# Solve this nonlinear differential equation

• Mar 24th 2012, 04:07 AM
Amanda1990
Solve this nonlinear differential equation
Hi, I'd like to solve the following differential equation to find $y$ as a function of $x$ (in fact I know what the answer should be due to the context, but I have no idea how to go about actually solving it). Any ideas would be appreciated!

$1 + \left(\frac{\text{d}y}{\text{d}x}\right)^2 = \frac{y^2}{c^2}$,

where $c$ is a constant.
• Mar 24th 2012, 04:46 AM
Prove It
Re: Solve this nonlinear differential equation
Quote:

Originally Posted by Amanda1990
Hi, I'd like to solve the following differential equation to find $y$ as a function of $x$ (in fact I know what the answer should be due to the context, but I have no idea how to go about actually solving it). Any ideas would be appreciated!

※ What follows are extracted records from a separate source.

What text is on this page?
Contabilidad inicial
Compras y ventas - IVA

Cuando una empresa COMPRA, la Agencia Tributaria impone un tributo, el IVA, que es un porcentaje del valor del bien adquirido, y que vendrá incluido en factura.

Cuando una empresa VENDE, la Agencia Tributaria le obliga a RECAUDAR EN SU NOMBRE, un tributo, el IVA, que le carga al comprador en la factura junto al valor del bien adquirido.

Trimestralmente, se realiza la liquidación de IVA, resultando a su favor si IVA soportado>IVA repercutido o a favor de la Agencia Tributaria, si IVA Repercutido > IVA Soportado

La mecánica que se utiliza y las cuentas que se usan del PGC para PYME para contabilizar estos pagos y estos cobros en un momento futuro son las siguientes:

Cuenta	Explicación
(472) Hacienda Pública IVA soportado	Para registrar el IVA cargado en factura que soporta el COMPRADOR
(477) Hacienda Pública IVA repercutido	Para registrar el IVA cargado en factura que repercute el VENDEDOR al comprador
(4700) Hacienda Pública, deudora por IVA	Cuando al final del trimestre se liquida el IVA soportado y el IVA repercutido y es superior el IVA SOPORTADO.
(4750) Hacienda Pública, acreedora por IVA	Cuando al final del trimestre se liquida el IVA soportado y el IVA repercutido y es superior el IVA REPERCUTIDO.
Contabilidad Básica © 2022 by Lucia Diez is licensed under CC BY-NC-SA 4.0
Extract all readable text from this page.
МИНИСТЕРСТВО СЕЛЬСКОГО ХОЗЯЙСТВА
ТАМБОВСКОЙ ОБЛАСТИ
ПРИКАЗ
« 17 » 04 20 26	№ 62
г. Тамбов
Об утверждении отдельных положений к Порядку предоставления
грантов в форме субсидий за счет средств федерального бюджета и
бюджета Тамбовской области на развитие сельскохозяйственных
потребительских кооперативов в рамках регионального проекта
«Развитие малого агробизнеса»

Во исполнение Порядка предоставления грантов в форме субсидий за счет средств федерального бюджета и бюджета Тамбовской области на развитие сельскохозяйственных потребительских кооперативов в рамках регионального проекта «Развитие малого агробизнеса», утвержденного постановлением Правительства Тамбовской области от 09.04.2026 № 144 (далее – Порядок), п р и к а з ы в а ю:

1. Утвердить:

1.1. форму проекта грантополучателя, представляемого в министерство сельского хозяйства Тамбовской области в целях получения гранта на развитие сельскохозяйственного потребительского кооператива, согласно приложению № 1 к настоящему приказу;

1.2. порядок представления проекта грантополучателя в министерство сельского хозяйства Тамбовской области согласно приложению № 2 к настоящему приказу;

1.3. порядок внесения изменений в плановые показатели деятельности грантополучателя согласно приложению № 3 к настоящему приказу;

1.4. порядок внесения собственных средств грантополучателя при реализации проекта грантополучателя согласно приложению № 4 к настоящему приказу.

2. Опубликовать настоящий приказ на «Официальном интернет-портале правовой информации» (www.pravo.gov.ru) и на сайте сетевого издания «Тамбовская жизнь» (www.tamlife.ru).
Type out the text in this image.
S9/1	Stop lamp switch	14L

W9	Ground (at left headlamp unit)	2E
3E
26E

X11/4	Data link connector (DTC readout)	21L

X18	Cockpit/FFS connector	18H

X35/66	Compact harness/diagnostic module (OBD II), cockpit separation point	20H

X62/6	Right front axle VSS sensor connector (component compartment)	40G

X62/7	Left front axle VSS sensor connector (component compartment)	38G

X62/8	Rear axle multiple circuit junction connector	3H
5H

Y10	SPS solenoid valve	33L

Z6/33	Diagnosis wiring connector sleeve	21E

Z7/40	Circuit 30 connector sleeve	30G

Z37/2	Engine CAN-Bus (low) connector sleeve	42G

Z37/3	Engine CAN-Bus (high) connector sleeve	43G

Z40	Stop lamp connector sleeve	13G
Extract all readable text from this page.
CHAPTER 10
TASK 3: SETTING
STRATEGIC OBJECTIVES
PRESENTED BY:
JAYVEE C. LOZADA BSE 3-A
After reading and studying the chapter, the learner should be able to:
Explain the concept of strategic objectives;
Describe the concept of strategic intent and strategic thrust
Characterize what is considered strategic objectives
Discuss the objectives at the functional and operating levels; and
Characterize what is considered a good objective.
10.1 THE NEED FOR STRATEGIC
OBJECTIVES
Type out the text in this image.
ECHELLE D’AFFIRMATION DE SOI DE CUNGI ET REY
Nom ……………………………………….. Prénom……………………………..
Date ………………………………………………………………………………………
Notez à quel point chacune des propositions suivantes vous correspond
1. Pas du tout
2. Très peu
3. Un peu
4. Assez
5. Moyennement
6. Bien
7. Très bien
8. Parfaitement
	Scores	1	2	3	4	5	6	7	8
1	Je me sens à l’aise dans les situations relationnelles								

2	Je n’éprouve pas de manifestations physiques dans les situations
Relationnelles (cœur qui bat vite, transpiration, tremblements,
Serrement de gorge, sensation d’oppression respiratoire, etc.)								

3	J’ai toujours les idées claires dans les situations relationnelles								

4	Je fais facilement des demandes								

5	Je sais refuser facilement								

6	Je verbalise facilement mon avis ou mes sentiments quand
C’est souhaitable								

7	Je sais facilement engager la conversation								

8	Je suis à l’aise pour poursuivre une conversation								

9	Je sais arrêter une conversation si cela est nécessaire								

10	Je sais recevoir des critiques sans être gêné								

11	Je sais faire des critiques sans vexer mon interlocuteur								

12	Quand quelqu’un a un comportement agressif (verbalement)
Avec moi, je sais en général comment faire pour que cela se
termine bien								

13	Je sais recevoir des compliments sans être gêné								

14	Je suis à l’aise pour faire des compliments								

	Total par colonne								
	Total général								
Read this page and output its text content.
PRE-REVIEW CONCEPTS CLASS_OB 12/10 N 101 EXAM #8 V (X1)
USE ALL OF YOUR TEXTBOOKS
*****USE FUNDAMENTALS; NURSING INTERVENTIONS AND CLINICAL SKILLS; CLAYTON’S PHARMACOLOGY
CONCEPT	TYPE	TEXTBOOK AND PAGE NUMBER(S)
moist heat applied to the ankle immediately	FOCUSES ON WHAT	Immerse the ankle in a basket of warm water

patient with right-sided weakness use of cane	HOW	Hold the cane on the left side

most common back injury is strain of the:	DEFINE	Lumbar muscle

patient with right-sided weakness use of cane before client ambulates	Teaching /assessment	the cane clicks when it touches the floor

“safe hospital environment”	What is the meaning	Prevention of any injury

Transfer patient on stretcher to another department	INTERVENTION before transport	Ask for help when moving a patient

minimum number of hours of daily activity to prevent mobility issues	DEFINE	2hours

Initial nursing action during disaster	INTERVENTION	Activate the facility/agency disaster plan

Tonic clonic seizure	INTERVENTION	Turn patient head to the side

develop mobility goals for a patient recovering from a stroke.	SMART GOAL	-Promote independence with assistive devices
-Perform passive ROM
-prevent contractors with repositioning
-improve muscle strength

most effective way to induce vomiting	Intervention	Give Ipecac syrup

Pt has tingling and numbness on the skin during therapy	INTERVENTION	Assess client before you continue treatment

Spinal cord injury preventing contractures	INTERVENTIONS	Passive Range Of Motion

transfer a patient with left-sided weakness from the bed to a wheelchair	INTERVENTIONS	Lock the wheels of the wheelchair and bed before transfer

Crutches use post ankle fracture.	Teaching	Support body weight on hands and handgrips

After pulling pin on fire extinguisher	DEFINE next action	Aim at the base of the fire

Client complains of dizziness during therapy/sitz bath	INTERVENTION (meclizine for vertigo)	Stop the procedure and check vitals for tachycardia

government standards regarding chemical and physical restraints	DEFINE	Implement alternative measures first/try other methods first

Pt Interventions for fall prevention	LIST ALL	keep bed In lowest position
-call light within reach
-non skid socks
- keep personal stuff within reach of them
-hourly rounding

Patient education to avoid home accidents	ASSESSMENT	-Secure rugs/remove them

$1 + \left(\frac{\text{d}y}{\text{d}x}\right)^2 = \frac{y^2}{c^2}$,

where $c$ is a constant.

\displaystyle \begin{align*} 1 + \left(\frac{dy}{dx}\right)^2 &= \frac{y^2}{c^2} \\ \left(\frac{dy}{dx}\right)^2 &= \frac{y^2}{c^2} - 1 \\ \left(\frac{dy}{dx}\right)^2 &= \frac{y^2 - c^2}{c^2} \\ \frac{dy}{dx} &= \frac{\pm\sqrt{y^2 - c^2}}{|c|} \\ \pm \frac{1}{\sqrt{y^2 - c^2}}\,\frac{dy}{dx} &= \frac{1}{|c|} \end{align*}

You should now be able to solve this (it's separable).
• Mar 24th 2012, 05:03 AM
Amanda1990
Re: Solve this nonlinear differential equation
Aha - thanks!